Care coordination measures assessed follow-up, whether doctors had medical records during visits, whether doctors discussed medicines being taken, how informed doctors seemed about specialist care, and help received with managing care among different providers. HEDIS measures included mammography, colorectal cancer screening, cardiovascular LDL-C screening, controlling blood pressure, 5 diabetes care measures (LDL-C screening, retinal eye exam, nephropathy, blood sugar/HbA1c <9%, LCL-C<100 mg/dL), glaucoma screening in older adults, BMI assessment, osteoporosis management for women with a fracture, and rheumatoid arthritis therapy.

Key results

For 9 of the 13 HEDIS measures, within health plans, beneficiaries who reported better care coordination also received better clinical care (p<0.05) and none of the associations went in the opposite direction; HEDIS differences between those with excellent and poor coordination exceeded 5 percentage points for 7 measures.
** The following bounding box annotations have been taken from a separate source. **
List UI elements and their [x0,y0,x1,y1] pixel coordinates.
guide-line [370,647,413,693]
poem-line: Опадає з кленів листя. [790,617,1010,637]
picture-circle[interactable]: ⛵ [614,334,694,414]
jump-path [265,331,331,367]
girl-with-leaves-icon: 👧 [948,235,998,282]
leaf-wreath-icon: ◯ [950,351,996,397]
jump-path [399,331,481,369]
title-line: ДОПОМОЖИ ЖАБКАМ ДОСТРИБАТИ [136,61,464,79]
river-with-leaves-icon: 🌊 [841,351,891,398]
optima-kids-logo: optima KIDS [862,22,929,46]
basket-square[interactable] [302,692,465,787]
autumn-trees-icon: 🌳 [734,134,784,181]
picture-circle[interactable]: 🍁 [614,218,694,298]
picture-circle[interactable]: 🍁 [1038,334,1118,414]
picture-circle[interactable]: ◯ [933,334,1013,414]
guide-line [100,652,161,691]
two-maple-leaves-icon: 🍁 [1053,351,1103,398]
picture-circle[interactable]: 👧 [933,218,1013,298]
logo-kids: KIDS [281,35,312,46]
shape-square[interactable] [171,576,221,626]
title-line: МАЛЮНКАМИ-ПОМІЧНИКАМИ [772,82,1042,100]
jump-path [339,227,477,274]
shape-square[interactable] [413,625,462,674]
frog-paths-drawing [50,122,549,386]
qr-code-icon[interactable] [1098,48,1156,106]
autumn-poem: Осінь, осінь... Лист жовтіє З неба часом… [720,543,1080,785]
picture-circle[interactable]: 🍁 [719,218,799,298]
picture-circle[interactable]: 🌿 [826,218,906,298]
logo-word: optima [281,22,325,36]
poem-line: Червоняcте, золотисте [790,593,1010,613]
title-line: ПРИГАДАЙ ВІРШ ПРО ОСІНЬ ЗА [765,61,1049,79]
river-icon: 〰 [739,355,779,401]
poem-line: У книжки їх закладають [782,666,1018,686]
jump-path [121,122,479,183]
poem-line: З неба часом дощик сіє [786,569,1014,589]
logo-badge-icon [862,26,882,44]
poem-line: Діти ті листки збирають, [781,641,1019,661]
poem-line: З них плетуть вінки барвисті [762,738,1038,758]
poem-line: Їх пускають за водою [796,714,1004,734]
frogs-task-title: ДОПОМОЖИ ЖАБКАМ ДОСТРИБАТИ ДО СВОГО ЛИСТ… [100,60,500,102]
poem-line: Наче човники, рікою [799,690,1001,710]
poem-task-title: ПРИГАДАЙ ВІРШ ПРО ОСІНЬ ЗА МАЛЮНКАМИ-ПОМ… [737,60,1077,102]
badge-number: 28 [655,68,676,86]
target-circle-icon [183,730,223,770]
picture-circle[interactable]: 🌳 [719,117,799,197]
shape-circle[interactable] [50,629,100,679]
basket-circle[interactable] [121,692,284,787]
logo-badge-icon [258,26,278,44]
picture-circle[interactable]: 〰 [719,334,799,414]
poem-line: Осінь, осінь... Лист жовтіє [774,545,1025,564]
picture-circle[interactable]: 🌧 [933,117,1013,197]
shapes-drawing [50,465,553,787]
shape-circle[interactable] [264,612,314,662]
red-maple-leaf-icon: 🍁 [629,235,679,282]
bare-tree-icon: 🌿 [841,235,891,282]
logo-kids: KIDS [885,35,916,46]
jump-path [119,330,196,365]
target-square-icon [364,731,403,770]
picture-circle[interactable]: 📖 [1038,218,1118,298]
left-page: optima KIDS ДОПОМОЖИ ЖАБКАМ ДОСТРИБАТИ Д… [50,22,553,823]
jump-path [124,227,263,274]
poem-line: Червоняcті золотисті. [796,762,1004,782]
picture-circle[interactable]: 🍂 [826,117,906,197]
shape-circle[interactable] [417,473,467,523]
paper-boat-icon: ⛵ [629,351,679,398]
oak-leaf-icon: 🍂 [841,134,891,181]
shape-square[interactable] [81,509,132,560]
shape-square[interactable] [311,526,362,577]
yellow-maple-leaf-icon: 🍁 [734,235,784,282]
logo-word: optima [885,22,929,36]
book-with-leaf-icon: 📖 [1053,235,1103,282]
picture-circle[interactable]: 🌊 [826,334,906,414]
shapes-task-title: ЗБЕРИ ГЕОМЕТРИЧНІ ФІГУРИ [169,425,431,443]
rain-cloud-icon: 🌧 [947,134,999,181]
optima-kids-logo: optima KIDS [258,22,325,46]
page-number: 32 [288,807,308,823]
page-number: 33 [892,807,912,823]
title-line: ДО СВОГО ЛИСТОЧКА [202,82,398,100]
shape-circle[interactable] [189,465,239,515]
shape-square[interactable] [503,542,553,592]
Nine measures had positive associations (breast cancer screening, colorectal cancer screening, cardiovascular care LDL-C screening, 4 of 5 diabetes care measures, osteoporosis management, and rheumatoid arthritis therapy).

Conclusions

Within health plans, beneficiaries who report better care coordination also received higher-quality clinical care, particularly for care processes that entail organizing patient care activities and sharing information among different healthcare providers. These results extend prior research showing that health plans with better beneficiary-reported care coordination achieved higher HEDIS performance scores.